= Ebelin Bucerius House =

The Ebelin Bucerius House is a private Modernist style villa residence in Brione sopra Minusio, above Lake Maggiore in the Ticino canton of Switzerland.

It was designed by the renowned Austrian-American Modernist architect Richard Neutra, and built from 1962 to 1966. The house was one of four in Switzerland that Neutra designed in the last decade of his life.

==History==
The house was built for Gerd Bucerius, one of the founders of the German newspaper Die Zeit.

The Bucerius House cost 4 million Swiss francs to build, its high cost was partially attributable to its location atop a mountain in a forest. In correspondence during the planning of the house, Neutra acquiesced to the wishes of Bucerius's wife, Ebelin, that there be no mirrors in the bedroom.

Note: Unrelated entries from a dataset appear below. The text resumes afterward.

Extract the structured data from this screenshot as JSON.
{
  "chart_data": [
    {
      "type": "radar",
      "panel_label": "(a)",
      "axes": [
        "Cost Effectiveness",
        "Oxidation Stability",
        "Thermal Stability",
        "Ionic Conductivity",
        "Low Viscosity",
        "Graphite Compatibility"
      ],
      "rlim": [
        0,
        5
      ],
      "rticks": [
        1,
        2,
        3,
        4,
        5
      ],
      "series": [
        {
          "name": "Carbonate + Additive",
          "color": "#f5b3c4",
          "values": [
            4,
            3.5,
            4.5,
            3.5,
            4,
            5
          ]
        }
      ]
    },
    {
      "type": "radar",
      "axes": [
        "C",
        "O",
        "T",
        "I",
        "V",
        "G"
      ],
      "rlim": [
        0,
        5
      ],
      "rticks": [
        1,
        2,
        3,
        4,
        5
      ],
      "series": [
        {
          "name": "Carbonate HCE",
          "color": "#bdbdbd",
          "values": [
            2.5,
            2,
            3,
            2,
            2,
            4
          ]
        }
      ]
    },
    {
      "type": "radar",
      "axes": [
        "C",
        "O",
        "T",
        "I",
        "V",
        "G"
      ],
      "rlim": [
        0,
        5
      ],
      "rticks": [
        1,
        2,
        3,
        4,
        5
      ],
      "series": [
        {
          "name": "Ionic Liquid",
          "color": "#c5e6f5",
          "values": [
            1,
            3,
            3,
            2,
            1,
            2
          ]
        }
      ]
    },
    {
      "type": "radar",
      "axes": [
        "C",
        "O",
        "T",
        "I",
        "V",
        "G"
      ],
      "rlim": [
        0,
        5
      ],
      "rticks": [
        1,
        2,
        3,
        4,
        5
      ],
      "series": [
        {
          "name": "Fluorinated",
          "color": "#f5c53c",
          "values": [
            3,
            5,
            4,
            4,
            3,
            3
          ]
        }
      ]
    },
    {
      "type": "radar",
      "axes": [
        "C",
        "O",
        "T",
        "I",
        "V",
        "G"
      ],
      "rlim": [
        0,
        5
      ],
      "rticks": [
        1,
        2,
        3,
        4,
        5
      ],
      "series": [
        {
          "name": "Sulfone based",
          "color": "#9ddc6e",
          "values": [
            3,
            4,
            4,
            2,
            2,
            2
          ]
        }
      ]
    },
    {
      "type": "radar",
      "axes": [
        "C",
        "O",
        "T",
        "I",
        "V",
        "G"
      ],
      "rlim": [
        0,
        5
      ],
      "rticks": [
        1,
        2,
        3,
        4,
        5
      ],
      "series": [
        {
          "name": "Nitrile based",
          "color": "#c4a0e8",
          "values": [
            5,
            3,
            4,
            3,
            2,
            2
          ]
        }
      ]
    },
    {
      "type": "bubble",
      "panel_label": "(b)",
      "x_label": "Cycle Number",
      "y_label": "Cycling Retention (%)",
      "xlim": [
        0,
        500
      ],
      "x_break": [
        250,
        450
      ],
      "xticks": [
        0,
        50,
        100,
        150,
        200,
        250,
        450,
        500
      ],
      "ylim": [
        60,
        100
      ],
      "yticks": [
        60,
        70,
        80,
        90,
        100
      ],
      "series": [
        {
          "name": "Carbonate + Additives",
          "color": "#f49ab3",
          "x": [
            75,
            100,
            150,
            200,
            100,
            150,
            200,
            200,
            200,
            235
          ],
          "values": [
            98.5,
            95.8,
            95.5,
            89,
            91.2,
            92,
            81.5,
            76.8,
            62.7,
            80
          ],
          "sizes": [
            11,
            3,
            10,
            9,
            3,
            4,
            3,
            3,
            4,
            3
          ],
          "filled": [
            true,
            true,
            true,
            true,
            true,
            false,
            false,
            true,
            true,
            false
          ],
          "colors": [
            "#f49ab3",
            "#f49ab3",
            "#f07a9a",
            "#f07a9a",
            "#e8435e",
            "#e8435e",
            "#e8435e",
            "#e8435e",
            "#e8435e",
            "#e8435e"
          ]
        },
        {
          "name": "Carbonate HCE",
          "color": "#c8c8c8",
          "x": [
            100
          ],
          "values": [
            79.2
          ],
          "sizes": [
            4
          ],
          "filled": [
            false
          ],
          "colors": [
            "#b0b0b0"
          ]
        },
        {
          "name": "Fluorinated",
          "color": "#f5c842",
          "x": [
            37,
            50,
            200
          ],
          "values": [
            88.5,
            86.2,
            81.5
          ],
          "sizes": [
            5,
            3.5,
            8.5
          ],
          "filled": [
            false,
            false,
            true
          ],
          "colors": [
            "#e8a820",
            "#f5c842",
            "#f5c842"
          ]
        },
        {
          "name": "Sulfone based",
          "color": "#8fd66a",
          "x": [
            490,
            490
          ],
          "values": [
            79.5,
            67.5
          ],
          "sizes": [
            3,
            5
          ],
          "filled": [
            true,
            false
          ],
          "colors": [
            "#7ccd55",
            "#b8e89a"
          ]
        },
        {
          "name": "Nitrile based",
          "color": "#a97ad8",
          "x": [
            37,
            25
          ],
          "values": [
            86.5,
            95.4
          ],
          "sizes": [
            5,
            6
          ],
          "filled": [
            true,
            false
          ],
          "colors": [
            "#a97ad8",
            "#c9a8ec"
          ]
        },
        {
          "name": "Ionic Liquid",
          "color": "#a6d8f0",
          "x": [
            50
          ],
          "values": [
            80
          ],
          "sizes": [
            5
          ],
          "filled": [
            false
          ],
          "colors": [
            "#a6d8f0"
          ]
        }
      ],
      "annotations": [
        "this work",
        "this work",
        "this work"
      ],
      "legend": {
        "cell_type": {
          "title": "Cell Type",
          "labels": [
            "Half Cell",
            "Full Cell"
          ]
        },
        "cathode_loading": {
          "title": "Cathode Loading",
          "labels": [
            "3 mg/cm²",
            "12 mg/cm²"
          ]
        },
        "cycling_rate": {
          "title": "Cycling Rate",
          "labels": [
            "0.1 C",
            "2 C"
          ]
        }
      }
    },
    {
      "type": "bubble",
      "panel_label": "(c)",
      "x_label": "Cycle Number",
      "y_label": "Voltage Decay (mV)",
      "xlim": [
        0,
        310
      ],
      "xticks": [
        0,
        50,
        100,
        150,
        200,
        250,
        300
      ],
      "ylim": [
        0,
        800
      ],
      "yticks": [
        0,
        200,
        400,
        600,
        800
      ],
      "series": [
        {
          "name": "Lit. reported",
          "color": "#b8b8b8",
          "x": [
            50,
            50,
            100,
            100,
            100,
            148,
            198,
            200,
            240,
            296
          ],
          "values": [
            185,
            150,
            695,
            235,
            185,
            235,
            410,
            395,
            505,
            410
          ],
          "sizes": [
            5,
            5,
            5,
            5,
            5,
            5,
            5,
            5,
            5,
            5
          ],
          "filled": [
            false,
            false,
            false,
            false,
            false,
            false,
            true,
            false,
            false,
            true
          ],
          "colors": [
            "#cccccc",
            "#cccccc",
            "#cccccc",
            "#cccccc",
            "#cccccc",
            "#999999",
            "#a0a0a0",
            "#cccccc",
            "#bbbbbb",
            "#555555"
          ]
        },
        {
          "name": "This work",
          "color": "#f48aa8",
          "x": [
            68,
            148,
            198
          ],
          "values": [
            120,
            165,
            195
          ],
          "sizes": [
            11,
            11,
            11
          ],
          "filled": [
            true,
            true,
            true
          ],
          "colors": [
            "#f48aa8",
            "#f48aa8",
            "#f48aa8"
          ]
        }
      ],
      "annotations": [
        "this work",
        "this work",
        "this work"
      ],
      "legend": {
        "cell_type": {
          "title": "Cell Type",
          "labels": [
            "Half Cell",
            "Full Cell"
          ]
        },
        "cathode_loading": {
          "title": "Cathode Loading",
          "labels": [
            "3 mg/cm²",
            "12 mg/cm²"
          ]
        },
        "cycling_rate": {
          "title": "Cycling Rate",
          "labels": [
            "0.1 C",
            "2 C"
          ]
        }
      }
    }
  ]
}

Neutra's original plans for the house were lost in the 1964 fire that destroyed the Neutra VDL Studio and Residences, his house and design studio in Los Angeles, California.

===Restoration===
The Ebelin Bucerius House was renovated and restored by Villa Nova Architekten in 2005.

The house was photographed by Iwan Baan, as part of a 2010 exhibition documenting Neutra's work in Europe. Baan's photographs were published in the book Richard Neutra in Europe – Buildings and projects 1960 – 1970.